でも、切ないことに変わりはない。またしばらくするとごそごそ動き出す。「どうしましたか?」と看護師さんは飛んでくる。離床センサーのおかげで、全ては看護師さんのお見通し。そんなこととは露知らず、何度もベッドから抜け出そうとするYさん。

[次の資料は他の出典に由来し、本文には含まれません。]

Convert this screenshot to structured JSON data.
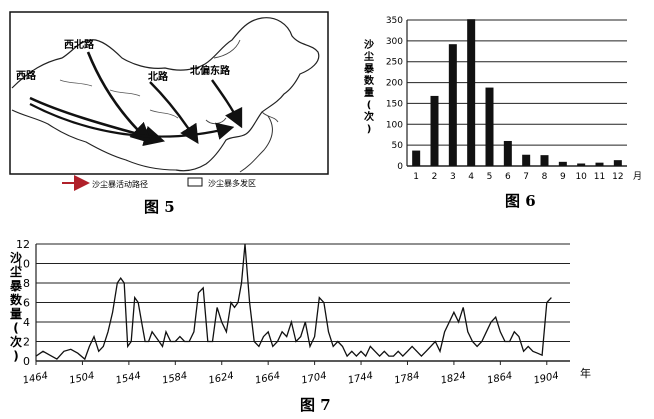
{
  "figure5": {
    "caption": "图 5",
    "routes": [
      {
        "name": "西路"
      },
      {
        "name": "西北路"
      },
      {
        "name": "北路"
      },
      {
        "name": "北偏东路"
      }
    ],
    "legend": {
      "path_label": "沙尘暴活动路径",
      "area_label": "沙尘暴多发区"
    }
  },
  "figure6": {
    "caption": "图 6",
    "chart_data": {
      "type": "bar",
      "ylabel": "沙尘暴数量(次)",
      "xunit": "月",
      "categories": [
        "1",
        "2",
        "3",
        "4",
        "5",
        "6",
        "7",
        "8",
        "9",
        "10",
        "11",
        "12"
      ],
      "values": [
        37,
        168,
        292,
        352,
        188,
        60,
        27,
        26,
        10,
        6,
        8,
        14
      ],
      "ylim": [
        0,
        350
      ],
      "yticks": [
        0,
        50,
        100,
        150,
        200,
        250,
        300,
        350
      ],
      "grid": true
    }
  },
  "figure7": {
    "caption": "图 7",
    "chart_data": {
      "type": "line",
      "ylabel": "沙尘暴数量(次)",
      "xunit": "年",
      "xticks": [
        1464,
        1504,
        1544,
        1584,
        1624,
        1664,
        1704,
        1744,
        1784,
        1824,
        1864,
        1904
      ],
      "xlim": [
        1464,
        1924
      ],
      "ylim": [
        0,
        12
      ],
      "yticks": [
        0,
        2,
        4,
        6,
        8,
        10,
        12
      ],
      "grid": true,
      "x": [
        1464,
        1470,
        1476,
        1482,
        1488,
        1494,
        1500,
        1506,
        1510,
        1514,
        1518,
        1522,
        1526,
        1530,
        1534,
        1537,
        1540,
        1543,
        1546,
        1549,
        1552,
        1555,
        1558,
        1561,
        1564,
        1567,
        1570,
        1573,
        1576,
        1580,
        1584,
        1588,
        1592,
        1596,
        1600,
        1604,
        1608,
        1612,
        1616,
        1620,
        1624,
        1628,
        1632,
        1635,
        1638,
        1641,
        1644,
        1648,
        1652,
        1656,
        1660,
        1664,
        1668,
        1672,
        1676,
        1680,
        1684,
        1688,
        1692,
        1696,
        1700,
        1704,
        1708,
        1712,
        1716,
        1720,
        1724,
        1728,
        1732,
        1736,
        1740,
        1744,
        1748,
        1752,
        1756,
        1760,
        1764,
        1768,
        1772,
        1776,
        1780,
        1784,
        1788,
        1792,
        1796,
        1800,
        1804,
        1808,
        1812,
        1816,
        1820,
        1824,
        1828,
        1832,
        1836,
        1840,
        1844,
        1848,
        1852,
        1856,
        1860,
        1864,
        1868,
        1872,
        1876,
        1880,
        1884,
        1888,
        1892,
        1896,
        1900,
        1904,
        1908
      ],
      "y": [
        0.5,
        1,
        0.6,
        0.2,
        1,
        1.2,
        0.8,
        0.2,
        1.5,
        2.5,
        1,
        1.5,
        3,
        5,
        8,
        8.5,
        8,
        1.5,
        2,
        6.5,
        6,
        4,
        2,
        2,
        3,
        2.5,
        2,
        1.5,
        3,
        2,
        2,
        2.5,
        2,
        2,
        3,
        7,
        7.5,
        2,
        2,
        5.5,
        4,
        3,
        6,
        5.5,
        6,
        8,
        12,
        6,
        2,
        1.5,
        2.5,
        3,
        1.5,
        2,
        3,
        2.5,
        4,
        2,
        2.5,
        4,
        1.5,
        2.5,
        6.5,
        6,
        3,
        1.5,
        2,
        1.5,
        0.5,
        1,
        0.5,
        1,
        0.5,
        1.5,
        1,
        0.5,
        1,
        0.5,
        0.5,
        1,
        0.5,
        1,
        1.5,
        1,
        0.5,
        1,
        1.5,
        2,
        1,
        3,
        4,
        5,
        4,
        5.5,
        3,
        2,
        1.5,
        2,
        3,
        4,
        4.5,
        3,
        2,
        2,
        3,
        2.5,
        1,
        1.5,
        1,
        0.8,
        0.6,
        6,
        6.5
      ]
    }
  }
}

 そして、同じやりとりが始まる。看護師さんが去ると、「せつないねえ、せつないねえ」とつぶやくYさんのその切なさが私にも切なくなってくる。そのうち、看護師さんの「もう少し我慢してね」の「もう少し」とYさんの考える「もう少し」が噛みあっていないような気がしてきた私は、何度目かに飛んできた看護師さんに、「あとどのくらい待てばいいのでしょうかね」と聞いてみる。「抜糸まで」という答え。「あと何日くらいしたら抜糸できるんでしょうね」と私。「あと3,4日」と看護師さん。それは、私も驚くくらいの「長~い長~いもう少し」だった。看護師さんが帰ってから、私だけではなく隣のIさんも、「あと3晩寝ればトイレに行けるそうですよ」とYさんを慰める。

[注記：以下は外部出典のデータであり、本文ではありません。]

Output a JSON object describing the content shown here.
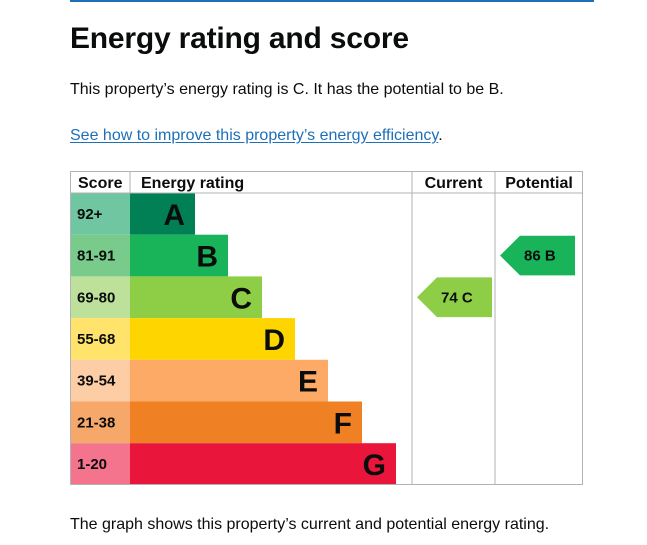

 「何もやることがなくてね」という母に、そんなときはどんな風に時間を過ごしているの?と聞いてみた。「窓の外を眺めてる」と母。「でも、変わらなくてね」とも。「この間、鳩が来たよ!」と言って、しばらく間を置いてから「カラスよりましでしょ」と目を丸くして言う母に、私は思わず吹き出してしまう。「昨日はね、欄干(窓の前のテラスの)から垂れる水滴を見ていた」と語る母の言葉に、乾いた病室から見える雨の日のこんな風景が、私の目にも鮮やかに映るのだった。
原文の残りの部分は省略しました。